It’s been awhile since we added a non dessert cupcake kind of recipe. It will soon be fall for most folks and that means we will soon be eating more soup and hot foods. How about an easy chicken pot pie recipe without having to make a pie crust? I do have to add a small disclaimer, though. Where I grew up, “pot pie” was more like a soup or stew with thick pasta noodles and not like a pie at all.

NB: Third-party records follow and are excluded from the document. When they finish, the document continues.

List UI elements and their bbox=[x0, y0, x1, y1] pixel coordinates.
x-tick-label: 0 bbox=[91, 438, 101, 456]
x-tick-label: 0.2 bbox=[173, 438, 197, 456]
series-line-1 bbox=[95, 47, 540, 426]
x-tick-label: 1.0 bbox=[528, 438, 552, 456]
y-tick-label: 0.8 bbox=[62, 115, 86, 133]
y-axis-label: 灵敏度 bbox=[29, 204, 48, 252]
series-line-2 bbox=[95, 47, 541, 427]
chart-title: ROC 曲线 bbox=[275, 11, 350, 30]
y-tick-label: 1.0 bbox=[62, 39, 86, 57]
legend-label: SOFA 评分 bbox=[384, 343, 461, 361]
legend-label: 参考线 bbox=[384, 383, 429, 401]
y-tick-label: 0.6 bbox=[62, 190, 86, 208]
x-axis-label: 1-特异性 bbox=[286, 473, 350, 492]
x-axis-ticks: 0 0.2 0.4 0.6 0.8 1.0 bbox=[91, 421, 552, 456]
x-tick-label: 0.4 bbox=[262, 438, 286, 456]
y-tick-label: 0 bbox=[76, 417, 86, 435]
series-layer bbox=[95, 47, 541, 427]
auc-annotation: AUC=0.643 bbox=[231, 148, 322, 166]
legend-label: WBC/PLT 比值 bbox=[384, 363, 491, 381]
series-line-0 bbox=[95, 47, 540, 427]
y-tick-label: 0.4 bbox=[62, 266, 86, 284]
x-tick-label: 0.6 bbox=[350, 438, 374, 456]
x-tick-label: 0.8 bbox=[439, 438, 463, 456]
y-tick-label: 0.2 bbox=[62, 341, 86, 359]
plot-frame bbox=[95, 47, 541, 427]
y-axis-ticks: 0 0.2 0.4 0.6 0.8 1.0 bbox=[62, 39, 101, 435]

Either way, these individual pies from Sunny Side Up are yummy and a snap to make.
Chicken Pot Pie Cupcakes
- 2 cups of cooked chicken breasts diced
- 1 can cream of chicken soup
- 1 cup frozen mixed veggies
- 1 cup shredded cheddar cheese
- 1/2 tablespoon of dried thyme
- 1/2 tablespoon of dried basil
- 1 teaspoon onion powder
- 1 teaspoon garlic salt
- 2 (10 oz) cans Pillsbury biscuits
- Preheat your oven to 400.
- In a large bowl, combine the cooked chicken, cream of chicken soup, frozen veggies, cheese, herbs and spices.
- Lightly grease a 12-cup muffin tin and place the Pillsbury biscuits into each cup, pressing into the bottom and up the sides.
- Evenly spoon the pot pie mixture into each biscuit cup. Slide into the oven and bake for about 15 minutes. Check at the 12 minute mark.
- Let rest for about 3 minutes and dig in!